Sometimes the best adventures are found without a plan or a trail. My friends and I recently bushwhacked through a thick White Mountains forest to climb an unnamed slide near Mount Osceola. We didn’t reach a summit but we did experience an ascent that few, if any, people have climbed this winter.

Our original goal was to spend the weekend climbing a variety of routes in Huntington Ravine but our plan changed once we saw a forecast with subzero wind chills and wind speeds that made standing a challenge. Plan B was to set up camp at Greeley Pond and see what happened from there. We knew there were plenty of slides in the area along with Mount Osceola but we headed to the trail head with just an open mind and no specific goals.

The tiny Greeley Ponds trail head off the Kancamangus Highways was packed with cars which we sort of expected for the last weekend of winter.  It was pleasantly surprising to see how healthy the snow-pack looked after seeing bare ground just a few miles down the road in Lincoln, NH.

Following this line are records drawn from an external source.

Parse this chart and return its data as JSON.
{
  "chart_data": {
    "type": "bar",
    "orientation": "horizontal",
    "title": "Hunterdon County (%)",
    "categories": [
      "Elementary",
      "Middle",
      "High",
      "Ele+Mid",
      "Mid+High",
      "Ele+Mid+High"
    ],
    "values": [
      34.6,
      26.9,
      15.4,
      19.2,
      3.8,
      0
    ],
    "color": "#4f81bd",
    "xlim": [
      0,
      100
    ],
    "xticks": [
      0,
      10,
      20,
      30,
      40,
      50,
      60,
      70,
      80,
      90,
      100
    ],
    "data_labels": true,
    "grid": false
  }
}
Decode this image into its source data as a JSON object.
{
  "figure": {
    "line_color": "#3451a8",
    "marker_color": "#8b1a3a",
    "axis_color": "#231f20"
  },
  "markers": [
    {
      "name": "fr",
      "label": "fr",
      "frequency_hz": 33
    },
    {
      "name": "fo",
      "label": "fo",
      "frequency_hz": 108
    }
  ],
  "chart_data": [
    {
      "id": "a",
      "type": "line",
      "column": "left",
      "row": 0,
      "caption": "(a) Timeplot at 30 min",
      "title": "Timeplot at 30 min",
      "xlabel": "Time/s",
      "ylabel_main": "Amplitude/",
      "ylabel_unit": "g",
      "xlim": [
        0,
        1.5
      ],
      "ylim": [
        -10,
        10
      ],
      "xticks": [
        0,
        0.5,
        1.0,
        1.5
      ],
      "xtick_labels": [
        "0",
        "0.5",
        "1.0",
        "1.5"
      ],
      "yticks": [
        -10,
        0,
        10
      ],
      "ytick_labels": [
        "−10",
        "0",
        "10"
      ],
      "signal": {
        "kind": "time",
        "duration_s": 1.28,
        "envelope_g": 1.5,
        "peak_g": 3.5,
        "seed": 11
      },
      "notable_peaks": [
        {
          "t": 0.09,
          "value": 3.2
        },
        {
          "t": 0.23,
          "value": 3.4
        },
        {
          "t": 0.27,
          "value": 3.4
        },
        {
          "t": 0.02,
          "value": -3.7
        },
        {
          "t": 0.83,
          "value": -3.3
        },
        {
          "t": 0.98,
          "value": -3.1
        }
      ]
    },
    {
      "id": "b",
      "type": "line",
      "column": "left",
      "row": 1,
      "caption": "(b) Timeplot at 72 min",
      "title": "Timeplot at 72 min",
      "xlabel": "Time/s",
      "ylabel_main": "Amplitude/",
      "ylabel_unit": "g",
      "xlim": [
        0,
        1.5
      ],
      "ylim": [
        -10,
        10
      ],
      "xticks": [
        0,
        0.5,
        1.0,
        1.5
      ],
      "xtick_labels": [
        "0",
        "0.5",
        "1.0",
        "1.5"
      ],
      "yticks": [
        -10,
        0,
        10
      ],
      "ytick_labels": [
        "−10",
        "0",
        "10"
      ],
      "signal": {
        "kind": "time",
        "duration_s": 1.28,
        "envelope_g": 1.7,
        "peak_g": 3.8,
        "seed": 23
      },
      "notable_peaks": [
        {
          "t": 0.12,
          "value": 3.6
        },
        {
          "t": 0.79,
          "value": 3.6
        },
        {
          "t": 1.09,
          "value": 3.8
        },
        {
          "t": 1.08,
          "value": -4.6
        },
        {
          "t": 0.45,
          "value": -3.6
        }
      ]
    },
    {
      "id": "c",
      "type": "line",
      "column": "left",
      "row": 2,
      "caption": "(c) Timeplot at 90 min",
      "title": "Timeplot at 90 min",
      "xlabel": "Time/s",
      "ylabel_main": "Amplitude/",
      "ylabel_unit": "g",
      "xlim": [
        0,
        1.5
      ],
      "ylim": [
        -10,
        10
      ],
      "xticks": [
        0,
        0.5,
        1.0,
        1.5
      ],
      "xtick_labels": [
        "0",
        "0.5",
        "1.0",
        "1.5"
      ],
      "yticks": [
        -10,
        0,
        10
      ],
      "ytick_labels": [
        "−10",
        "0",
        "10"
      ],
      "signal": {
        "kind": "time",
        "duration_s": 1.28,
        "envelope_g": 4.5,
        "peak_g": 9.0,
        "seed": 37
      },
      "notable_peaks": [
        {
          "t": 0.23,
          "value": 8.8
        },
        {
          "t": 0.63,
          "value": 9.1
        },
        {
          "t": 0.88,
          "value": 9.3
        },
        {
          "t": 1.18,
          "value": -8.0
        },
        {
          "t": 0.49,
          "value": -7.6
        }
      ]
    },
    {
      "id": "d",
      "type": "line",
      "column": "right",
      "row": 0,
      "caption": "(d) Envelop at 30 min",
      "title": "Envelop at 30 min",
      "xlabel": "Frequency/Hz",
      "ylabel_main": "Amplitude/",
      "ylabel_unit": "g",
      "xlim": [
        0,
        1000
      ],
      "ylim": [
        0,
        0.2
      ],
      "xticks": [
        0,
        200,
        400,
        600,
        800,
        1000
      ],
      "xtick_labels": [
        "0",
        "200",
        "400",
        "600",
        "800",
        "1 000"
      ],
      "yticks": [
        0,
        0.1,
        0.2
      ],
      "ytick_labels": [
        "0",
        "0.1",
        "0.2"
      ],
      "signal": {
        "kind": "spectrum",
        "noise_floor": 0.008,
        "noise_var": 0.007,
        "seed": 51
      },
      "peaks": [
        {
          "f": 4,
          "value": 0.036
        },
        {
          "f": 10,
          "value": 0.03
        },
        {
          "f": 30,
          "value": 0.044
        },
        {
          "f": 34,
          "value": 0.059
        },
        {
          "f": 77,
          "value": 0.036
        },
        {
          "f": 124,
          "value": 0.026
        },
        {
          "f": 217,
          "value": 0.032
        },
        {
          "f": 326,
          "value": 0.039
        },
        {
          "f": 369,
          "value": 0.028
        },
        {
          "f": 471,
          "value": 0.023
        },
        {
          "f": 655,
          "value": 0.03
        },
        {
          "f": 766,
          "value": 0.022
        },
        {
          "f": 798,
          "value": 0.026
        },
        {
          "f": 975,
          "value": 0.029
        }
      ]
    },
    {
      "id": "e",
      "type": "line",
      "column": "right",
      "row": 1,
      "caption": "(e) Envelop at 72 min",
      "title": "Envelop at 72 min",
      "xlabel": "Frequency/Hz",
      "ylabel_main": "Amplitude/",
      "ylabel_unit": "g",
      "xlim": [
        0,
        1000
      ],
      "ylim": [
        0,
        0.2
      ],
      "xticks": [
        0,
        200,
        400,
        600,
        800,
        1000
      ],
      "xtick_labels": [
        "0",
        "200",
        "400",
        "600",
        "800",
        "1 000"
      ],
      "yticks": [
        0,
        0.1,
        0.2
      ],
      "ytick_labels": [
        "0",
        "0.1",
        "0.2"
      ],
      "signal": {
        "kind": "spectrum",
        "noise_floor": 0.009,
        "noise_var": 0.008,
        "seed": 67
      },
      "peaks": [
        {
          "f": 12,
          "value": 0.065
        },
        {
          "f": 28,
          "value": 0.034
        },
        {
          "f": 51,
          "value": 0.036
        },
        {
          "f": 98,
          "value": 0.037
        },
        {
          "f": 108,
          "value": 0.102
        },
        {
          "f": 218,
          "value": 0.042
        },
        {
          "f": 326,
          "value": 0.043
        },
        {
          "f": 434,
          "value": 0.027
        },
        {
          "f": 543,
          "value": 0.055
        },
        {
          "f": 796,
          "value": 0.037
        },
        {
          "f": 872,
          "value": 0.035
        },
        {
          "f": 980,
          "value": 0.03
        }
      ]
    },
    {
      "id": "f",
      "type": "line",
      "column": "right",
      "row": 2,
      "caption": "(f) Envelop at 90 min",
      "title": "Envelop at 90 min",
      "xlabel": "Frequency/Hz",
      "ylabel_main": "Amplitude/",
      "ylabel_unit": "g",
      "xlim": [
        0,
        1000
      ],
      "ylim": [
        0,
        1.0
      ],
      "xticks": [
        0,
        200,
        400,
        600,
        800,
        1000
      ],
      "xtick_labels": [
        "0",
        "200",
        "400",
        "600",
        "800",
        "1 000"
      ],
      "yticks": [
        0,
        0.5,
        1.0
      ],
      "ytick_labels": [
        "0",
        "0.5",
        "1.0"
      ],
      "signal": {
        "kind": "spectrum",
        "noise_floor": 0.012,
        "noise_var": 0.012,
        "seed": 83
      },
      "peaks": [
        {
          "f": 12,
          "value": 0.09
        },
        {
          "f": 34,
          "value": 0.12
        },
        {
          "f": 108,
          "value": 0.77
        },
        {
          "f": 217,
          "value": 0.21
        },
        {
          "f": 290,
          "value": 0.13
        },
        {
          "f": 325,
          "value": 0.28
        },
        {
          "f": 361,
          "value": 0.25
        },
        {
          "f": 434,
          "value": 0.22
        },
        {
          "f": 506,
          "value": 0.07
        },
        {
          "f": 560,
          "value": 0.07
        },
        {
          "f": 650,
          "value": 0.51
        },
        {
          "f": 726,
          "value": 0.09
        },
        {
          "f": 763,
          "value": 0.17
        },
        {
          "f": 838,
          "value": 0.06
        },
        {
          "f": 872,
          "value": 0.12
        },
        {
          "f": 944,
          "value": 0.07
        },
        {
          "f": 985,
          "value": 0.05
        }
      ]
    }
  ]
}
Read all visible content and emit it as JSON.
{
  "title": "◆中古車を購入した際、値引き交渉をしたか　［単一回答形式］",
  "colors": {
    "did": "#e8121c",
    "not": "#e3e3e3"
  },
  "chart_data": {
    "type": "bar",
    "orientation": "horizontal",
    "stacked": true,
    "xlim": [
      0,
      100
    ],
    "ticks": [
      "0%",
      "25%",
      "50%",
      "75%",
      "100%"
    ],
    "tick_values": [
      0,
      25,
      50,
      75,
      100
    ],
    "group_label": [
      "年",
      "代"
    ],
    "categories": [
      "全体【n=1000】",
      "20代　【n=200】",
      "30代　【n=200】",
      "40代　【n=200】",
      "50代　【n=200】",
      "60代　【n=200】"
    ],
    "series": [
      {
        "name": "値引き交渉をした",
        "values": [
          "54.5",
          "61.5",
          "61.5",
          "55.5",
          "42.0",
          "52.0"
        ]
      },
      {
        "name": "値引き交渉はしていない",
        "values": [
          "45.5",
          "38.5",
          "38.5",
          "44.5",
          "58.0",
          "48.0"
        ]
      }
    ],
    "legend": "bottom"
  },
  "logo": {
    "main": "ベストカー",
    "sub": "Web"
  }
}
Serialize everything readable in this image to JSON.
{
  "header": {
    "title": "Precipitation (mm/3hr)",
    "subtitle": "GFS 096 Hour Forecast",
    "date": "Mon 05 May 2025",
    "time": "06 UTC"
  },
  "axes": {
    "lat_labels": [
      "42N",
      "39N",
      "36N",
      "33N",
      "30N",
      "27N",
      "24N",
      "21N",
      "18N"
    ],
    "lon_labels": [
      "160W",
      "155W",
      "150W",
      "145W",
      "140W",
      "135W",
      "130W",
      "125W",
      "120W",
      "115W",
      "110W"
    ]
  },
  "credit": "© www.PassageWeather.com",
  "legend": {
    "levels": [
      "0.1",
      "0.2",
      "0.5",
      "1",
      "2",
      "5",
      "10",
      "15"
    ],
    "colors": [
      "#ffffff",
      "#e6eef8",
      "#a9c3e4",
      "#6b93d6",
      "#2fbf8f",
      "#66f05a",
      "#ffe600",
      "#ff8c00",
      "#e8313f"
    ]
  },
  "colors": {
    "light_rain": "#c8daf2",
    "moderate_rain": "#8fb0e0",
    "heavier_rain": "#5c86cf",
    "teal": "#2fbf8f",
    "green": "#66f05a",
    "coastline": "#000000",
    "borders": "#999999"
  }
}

We had no idea what we would be doing that weekend so we packed shovels, ropes, snow pickets, ice axes and set out to find a suitable base camp.

The hike into Greeley Ponds was a flat example of White Mountains awesomeness with plenty of snow and a light snow falling. It was one of those days when tree branches are full of snow and everything looks like a perfect winter scene from a postcard. The trail was well packed and we probably didn’t need snowshoes but we wore them anyways since it was better than carrying them.

The first 1.3 miles flew by and we reached the junction with Mount Osceola looming in the background.  From here we decided to set up camp and then plot our next move.

It was not hard to find a perfect tent site. We quickly made camp and stowed our overnight gear in the tents to lighten our packs.

Now we faced the tough choice of deciding what to do next. The weather was stable with occasional wind gusts. We had Mount Osceola a few miles away and several interesting slides that were visible from camp.

We all agreed that we wanted to climb something steep so we picked the closest slide and went for it.

This slide was at least a mile off of the trail so we had to pick a line and bushwhack uphill through a dense pine forest.

The tree cover got progressively thicker and steeper.

Then we suddenly emerged right at the base of the open slide we had viewed from camp; our line was perfect. The slide looked about as steep as the Tripyramid Slide so we decided to climb as two rope teams. This might not have been necessary but it was great practice.

As we moved onto the climb the wind gusts became sustained strong winds with blowing snow which certainly added to the fun.  We climbed in a zig-zag pattern with frequent breaks to evaluate our situation.

Climbing on the snowfield felt like being on Mount Rainier or in Tuckerman’s Ravine and it was even more awesome because we had it all to ourselves. Who knows who the last person to climb here was? Seriously though let me know if you know the answer to that!

Finally we reached a cliff that we were not prepared to climb and we knew it was time to turn back.

The trip down was even more intense than the ascent since it required complete focus to avoid falling but we found ourselves at the base of the slide very quickly.

From there we followed our footsteps back through the dense forest and back to the trail. We got an awesome view of the slide we had just climbed as we passed Greeley Pond on the way back to camp.
It was only 5 pm at that point but we settled into camp, had a hot meal and went to bed super early.

The next morning we woke up, packed up camp and made the easy trek back to the cars.

This adventure certainly was not what we had in mind for the weekend but now that it is done I wouldn’t have wanted it to work out any other way!

I should note that if you do plan to seek an off trail adventure please know what you are doing! Have a map, a compass and know how to use them. Hiking off trail is only awesome if you can safely navigate your way back.